This is a really thought provoking short video from the writer, Daniel Pink. Somewhat understandably, when you look at the comments on youtube, he's taken a lot of criticism for the views expressed. However, I believe that there's a great deal of truth in what he says.
When I was in school it was very rare for parents to show up on the sidelines of the sports pitch. During that time, our entire focus was on the pitch, on the team and our role within it. That was more than enough to think about. I know that one of my worst ever sports experiences was when my grandparents came to a rugby match when I was 11. Apart from anything else, I could tell afterwards that my grandfather wasn't impressed by what he'd seen and that really undermined my confidence and hurt a great deal.
On other occasions, I remember how important it was to be able to give my interpretation of a game, a match or an athletics race - having had the chance to fully assimilate it, think about it and rationalise it in my mind.
Attending a boarding school from age 11 to 16, even athletics sports day wasn't attended by parents. To me, it was a vitally important day and the focus of much attention in the weeks beforehand. I set my own goals and targets for the day, I trained, I listened to my coach and at no point did I have to worry about who would be watching. I recall on one occasion that one of my first races of the day (when 15) was the 100 metres hurdles. I had trained hard and was very focused when I got to the start line. The gun went, my start was good. By the fourth hurdle i was competing at the front of the race. Putting my all in, I stretched too much for the next hurdle instead of putting in an extra step. I just failed to clear the hurdle, started to topple and went down heavily. I scraped a lot of skin off a knee and one arm. I eventually got to my feet and jogged to the end to complete the race. I had completely failed in my first goal for the day. Looking back, I think if that had happened in front of family, it would have negatively affected everything else I was to do that day.
However, here, I was on my own. I was in some physical pain and the consolation of my competitors wasn't doing too much. I walked off alone and sat behind the pavilion alone for about 15 minutes. My internal dialogue eventually brought me around to the fact that I'd really done nothing wrong, but tried a bit too hard. This enabled me to focus on the other events that day. The result, by the time i emerged from behind the pavilion I was even more focused and determined. I went on to set a personal best in the discus throw and then a new personal best, coming second in the 1500 metres (beaten by one of my best friends who was a very highly regarded schoolboy athlete).

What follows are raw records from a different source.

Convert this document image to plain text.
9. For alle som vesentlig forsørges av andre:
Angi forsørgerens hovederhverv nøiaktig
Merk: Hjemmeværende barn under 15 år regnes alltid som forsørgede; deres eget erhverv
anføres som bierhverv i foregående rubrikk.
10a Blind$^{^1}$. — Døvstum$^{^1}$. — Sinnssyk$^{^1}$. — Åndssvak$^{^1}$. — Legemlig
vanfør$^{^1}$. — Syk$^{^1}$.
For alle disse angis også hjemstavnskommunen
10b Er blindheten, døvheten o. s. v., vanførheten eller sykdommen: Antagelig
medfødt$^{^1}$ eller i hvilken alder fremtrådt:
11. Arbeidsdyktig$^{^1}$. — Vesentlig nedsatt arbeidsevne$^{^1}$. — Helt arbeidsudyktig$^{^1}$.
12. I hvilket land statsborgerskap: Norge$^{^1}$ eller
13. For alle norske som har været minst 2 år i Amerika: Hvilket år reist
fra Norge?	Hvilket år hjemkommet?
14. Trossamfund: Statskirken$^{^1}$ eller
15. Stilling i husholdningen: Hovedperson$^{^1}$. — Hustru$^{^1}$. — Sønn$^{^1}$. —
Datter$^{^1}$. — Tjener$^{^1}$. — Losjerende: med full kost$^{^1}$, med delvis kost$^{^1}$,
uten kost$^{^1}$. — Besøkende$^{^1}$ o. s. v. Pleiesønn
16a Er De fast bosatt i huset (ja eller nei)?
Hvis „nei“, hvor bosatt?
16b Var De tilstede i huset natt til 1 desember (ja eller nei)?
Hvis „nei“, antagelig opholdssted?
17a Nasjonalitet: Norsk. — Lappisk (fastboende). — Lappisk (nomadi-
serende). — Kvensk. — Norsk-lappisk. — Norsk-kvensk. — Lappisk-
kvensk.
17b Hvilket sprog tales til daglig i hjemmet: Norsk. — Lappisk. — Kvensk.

Interestingly, no trophies or certificates were given out on the day. The entire focus was on the competitions, the races and the performances.
The challenges that afternoon were mine. The eventual achievements were also mine and I had the clarity of understanding how I'd been able to turn failure in to success. I'm glad my parents weren't there that day.
Today, there are many clues of what's gone wrong in school sports. Sports Day is often referred to by educators and school staff as a 'show', display or 'event'. The focus becomes unhealthily on who wins, glory - as though somehow competing, striving for one's best etc. don't carry enough excitement. There's another clue in that most schools don't keep accurate records of the times and distances achieved (all that matters that day is relative performance against others on the track). This prevents a student from competing against self over time and also denies them the ability to understand what has been achieved in their school, at their age group in past years.
There's so much we can do to improve the sports and physical exercise experiences of children in schools. One of the most important things we've got to do is bring a real separation between what's going on and what children understand from professional sport in the media.